Wednesday, October 4, 2017

#IWSG - My Fictionalized Nonfiction

October already and time for another edition of the Insecure Writer's Support Group!

The group's purpose is to share and encourage. Writers can express doubts and concerns without fear of appearing foolish or weak. Those who have been through the fire can offer assistance and guidance. It’s a safe haven for insecure writers of all kinds! Sign up for #IWSG here.

October 4 Question - Have you ever slipped any of your personal information into your characters, either by accident or on purpose?

Well... yes. Yes, I have.

My novel, No Room for Hondo, centers around a new mother's struggles with newly diagnosed bipolar disorder in the weeks immediately following the birth of her daughter. This story was inspired by my own experience with mental illness, treatment, and the years of shame, guilt and self doubt that followed. In many ways, the book was my attempt at pushing my story onto a fictional character.

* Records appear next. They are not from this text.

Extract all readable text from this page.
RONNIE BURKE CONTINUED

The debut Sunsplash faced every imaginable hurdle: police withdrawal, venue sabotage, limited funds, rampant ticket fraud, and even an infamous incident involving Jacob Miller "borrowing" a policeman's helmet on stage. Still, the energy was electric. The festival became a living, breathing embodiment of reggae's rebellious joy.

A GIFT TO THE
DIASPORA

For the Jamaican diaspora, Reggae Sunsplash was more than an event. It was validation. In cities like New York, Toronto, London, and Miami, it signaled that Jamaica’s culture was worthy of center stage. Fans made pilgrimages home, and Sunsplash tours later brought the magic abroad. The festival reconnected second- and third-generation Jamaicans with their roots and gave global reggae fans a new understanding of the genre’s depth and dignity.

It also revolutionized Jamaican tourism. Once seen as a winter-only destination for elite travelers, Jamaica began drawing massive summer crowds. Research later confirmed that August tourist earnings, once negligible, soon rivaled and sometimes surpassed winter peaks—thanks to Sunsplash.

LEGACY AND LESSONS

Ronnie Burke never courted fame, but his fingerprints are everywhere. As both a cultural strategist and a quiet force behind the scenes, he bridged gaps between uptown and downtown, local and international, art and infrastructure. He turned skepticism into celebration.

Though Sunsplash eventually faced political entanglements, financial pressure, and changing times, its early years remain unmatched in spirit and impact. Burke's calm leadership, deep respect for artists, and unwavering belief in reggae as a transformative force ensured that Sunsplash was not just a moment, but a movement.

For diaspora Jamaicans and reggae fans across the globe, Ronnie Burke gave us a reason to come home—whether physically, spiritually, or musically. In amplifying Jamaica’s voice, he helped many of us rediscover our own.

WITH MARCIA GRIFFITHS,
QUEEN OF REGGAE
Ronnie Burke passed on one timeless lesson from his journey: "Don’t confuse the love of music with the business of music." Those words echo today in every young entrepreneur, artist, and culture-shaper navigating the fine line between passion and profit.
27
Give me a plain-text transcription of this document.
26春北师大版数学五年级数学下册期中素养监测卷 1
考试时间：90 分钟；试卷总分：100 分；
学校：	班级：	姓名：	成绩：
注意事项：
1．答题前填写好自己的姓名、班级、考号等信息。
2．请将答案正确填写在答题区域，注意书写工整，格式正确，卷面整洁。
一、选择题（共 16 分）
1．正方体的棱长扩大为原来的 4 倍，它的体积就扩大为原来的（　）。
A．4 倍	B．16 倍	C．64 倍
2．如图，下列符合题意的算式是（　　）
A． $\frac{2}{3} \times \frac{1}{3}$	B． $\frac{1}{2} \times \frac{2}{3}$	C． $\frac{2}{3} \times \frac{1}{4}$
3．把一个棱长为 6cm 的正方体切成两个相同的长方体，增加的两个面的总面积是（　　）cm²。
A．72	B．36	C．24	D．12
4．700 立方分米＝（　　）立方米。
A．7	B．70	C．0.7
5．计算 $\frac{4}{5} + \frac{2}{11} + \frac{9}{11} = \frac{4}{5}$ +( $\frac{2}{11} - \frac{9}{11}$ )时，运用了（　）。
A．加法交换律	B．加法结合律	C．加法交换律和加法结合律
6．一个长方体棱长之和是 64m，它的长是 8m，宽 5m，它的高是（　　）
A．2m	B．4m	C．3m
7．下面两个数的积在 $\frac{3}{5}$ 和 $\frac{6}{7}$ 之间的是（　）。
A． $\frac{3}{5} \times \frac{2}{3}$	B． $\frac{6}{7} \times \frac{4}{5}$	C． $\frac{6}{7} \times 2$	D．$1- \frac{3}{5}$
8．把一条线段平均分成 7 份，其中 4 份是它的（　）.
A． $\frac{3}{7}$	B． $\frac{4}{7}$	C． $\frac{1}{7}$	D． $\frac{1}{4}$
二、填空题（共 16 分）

This picture was taken as I put my daughter to bed on our first Mother's Day.
The next day was the beginning of a mental health crisis that was not fully resolved
for years. 

It took a long time for me to gather the courage to write my story in any form. It seems I'm not alone in wanting to keep my mental illness a secret. A new study in the Maternal and Child Health Journal finds that "1 in 5 women with postpartum mental health disorders 'keep quiet.'" As in, women won't even disclose issues to their care providers.

It's long past time to end the stigma surrounding mental illness. If you're experiencing changes in mood, thoughts of suicide, thoughts of harming your baby or excessive worry, these are symptoms you should talk to your doctor or OB/GYN about. If you are not sleeping, talk to your doctor. Additional information about signs and symptoms of postpartum mental health disorders can be found here.

Looking back on the time after my daughter was born, I can see that I put just about all of my effort and planning into the birth. There was very little thought about what would happen "after" beyond a very inflexible plan to breastfeed and a few leftover meals in the freezer. My parents and mother-in-law lived an hour away. I had no work or church community. Visits from friends and extended family required me to entertain rather than relax. I never slept for more than two hours at a time and eventually I reached a point where I couldn't sleep at all.

The birth plan is a well publicized necessity for the expectant mother. In my case, and for the 1 in 5 women that experience postpartum mental illness, a postpartum support plan is needed. The state of Virginia has created just such a postpartum support plan to help pregnant women work through the scheduling of helpers, advance meal prep, and strategies for parental sleep that help prevent postpartum mood disorders. If these disorders cannot be prevented, which I believe was the case in my life, a solid support plan would aide in early diagnosis and treatment. It helps the family achieve "normal."

I hope that my story will help other mothers honestly address difficulties they face in those first weeks. And as far as that IWSG question goes, it's doubtful I'll ever be able to get myself out of my writing. My current work in progress is a compilation of stories about our family's experience with hearing loss. I'm in that one too.